Male C57BL/6 hTNF-α mice were fed for 6 weeks a high-fat control diet (24.50 % total fats, w/w) or high-fat diets containing either FO or KO at similar doses of n-3 PUFAs (EPA: 5.23 vs. 5.39 wt%, DHA: 2.82 vs. 2.36 wt% of total fatty acids).
We found that KO, containing bioactive n-3 PUFAs in the form of phospholipids, was capable of modulating lipid metabolism by lowering plasma levels of TAG and cholesterol and stimulating the mitochondrial and peroxisomal fatty acid β-oxidation, as well as improving the overall carnitine turnover. Though the administration of FO was not as effective as KO in the lowering of plasma TAG, FO significantly improved the levels of all cholesterol classes in plasma. Except from the increase in the levels of IL-17 in FO-fed mice and a trend to decrease in MCP-1 levels in KO-fed animals, the levels of pro-inflammatory cytokines were not substantially different between treatment groups.

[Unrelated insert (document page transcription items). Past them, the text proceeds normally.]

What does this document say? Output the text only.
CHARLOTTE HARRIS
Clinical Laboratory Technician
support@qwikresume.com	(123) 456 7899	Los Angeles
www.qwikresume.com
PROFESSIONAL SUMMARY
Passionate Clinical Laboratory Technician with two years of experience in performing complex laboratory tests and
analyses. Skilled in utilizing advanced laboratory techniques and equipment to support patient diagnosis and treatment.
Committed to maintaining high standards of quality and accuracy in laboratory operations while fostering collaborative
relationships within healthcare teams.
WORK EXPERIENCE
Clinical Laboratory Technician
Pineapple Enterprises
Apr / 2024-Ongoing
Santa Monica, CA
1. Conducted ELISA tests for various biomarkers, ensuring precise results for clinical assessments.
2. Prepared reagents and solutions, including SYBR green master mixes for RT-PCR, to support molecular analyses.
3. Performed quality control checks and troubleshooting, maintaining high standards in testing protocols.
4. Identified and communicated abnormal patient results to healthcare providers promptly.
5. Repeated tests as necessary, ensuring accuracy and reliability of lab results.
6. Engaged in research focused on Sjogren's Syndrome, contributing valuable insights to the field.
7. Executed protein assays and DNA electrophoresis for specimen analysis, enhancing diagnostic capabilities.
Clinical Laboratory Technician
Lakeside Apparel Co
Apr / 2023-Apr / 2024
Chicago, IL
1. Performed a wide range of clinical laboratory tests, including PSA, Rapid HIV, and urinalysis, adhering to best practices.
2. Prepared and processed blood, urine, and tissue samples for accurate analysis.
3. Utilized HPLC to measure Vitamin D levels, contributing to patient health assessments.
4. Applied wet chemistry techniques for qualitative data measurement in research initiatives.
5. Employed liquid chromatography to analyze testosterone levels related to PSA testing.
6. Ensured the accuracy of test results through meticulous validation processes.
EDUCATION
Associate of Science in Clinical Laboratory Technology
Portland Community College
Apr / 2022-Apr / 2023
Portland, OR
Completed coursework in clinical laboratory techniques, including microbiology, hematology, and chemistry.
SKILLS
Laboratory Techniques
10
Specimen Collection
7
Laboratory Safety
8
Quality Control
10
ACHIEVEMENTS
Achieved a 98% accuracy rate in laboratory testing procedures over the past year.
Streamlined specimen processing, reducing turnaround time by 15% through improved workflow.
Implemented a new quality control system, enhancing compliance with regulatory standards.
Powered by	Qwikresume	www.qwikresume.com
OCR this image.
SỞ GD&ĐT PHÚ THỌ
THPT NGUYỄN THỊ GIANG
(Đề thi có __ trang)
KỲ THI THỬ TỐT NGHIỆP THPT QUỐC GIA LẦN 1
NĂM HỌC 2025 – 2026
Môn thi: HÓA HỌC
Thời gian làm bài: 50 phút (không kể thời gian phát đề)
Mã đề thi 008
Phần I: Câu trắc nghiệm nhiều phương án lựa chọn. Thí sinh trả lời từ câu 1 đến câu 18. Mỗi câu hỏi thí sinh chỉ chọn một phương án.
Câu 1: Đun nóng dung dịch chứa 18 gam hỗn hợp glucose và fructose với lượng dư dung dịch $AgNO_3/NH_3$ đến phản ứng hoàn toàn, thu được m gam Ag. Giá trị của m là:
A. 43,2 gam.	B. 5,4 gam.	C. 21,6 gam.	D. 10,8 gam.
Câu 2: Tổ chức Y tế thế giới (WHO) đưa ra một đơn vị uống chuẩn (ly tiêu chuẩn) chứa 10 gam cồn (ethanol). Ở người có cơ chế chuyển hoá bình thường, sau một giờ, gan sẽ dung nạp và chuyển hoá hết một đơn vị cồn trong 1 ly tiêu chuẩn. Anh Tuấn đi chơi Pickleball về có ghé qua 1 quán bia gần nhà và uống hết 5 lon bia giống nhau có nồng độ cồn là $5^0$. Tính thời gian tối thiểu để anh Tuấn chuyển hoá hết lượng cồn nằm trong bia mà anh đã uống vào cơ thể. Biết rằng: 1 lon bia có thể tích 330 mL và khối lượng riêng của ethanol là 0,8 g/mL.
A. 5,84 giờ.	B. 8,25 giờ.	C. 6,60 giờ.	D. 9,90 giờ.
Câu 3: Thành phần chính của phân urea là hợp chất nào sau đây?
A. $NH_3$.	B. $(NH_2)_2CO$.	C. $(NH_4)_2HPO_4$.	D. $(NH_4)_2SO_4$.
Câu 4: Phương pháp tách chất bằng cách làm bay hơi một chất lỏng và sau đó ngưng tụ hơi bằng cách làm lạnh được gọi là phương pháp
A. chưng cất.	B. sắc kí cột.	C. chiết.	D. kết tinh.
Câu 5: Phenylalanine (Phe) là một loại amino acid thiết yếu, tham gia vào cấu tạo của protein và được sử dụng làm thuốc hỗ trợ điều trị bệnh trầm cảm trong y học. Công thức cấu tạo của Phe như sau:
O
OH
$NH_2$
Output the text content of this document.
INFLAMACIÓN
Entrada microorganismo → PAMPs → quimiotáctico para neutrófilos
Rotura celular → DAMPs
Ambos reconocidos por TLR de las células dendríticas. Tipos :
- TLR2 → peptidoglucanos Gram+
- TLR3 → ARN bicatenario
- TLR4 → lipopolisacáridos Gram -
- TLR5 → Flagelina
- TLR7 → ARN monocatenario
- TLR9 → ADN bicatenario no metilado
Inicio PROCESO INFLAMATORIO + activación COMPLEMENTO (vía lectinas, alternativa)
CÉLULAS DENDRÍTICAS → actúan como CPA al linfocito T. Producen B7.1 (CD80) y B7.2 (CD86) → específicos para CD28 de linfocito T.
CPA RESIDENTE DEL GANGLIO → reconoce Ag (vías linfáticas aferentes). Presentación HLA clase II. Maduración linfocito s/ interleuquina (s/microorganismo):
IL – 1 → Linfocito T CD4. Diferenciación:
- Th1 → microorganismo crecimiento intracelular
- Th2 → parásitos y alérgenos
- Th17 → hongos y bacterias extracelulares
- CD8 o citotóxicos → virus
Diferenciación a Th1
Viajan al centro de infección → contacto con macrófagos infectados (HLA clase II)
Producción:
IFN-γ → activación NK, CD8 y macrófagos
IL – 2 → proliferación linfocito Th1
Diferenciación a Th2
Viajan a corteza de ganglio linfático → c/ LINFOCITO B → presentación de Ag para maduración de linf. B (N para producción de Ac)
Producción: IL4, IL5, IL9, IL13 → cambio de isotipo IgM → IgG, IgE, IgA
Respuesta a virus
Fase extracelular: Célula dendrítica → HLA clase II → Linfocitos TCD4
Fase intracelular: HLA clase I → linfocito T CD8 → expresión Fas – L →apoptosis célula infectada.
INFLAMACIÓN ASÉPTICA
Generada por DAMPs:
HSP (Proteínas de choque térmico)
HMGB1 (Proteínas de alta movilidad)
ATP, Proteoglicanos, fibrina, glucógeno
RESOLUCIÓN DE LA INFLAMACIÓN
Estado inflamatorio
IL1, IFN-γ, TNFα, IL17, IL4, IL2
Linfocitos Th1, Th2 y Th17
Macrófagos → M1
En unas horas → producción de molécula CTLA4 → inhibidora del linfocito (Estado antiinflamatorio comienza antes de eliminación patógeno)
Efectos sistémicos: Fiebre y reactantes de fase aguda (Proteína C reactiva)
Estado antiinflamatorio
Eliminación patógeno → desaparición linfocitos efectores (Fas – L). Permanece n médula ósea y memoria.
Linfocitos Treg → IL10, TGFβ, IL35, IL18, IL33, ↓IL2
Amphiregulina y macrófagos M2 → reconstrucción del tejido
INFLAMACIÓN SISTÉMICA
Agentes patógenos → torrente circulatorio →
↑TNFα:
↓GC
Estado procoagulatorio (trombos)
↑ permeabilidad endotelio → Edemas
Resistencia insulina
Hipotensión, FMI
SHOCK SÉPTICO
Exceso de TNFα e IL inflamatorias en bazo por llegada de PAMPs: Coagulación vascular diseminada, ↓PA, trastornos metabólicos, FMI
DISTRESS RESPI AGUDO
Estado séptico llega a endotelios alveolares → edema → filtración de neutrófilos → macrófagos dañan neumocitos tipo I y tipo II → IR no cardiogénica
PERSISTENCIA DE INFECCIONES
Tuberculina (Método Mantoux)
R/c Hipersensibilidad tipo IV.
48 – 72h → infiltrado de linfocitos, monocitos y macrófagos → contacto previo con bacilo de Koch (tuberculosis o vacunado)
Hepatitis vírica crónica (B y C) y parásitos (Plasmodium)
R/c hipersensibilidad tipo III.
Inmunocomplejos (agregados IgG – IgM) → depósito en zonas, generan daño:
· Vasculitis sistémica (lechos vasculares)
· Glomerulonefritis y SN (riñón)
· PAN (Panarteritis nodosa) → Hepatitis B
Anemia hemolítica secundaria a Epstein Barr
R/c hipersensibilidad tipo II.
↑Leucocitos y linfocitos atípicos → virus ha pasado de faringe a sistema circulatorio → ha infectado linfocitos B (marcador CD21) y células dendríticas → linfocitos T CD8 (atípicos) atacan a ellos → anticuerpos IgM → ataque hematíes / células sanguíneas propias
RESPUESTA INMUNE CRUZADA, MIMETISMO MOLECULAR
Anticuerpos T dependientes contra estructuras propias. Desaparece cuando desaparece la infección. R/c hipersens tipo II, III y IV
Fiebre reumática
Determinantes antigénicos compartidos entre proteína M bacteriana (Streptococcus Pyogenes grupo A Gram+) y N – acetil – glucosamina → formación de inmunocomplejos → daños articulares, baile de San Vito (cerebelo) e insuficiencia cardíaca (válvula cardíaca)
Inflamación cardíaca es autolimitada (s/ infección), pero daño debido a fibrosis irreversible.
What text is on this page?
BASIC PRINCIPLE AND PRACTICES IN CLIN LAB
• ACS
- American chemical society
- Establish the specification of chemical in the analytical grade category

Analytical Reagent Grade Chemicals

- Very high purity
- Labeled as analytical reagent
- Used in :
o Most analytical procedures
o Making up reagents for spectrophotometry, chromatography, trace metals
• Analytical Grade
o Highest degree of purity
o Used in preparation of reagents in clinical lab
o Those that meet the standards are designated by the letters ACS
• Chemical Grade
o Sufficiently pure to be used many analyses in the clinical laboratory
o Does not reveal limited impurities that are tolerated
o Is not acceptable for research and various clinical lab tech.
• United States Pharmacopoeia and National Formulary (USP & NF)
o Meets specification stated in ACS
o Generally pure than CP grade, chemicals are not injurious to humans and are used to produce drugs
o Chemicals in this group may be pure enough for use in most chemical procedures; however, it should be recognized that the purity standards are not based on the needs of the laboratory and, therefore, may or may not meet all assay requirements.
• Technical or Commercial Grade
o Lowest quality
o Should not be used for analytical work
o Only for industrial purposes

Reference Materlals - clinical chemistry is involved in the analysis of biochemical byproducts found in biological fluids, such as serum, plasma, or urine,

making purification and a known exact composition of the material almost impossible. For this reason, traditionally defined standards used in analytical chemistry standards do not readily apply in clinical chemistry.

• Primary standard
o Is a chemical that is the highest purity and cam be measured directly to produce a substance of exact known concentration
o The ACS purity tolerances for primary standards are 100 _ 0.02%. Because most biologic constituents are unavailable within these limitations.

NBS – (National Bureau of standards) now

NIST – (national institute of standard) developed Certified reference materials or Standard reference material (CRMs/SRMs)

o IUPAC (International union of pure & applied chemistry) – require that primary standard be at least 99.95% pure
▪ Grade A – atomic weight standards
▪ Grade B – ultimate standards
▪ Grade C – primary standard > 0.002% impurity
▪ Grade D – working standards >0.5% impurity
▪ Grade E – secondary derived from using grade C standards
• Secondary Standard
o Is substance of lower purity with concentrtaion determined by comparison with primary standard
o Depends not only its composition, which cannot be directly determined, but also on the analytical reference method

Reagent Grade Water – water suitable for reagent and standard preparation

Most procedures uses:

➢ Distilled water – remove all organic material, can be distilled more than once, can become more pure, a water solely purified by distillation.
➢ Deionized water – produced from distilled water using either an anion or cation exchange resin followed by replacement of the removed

Our findings demonstrate that FO and KO are comparable dietary sources of n-3 PUFAs. However, when quantitatively similar doses of n-3 PUFAs are administered, KO seems to have a greater potential to promote lipid catabolism. The effect of dietary oils on the levels of inflammatory markers in hTNF-α transgenic mice fed a high-fat diet needs further investigations.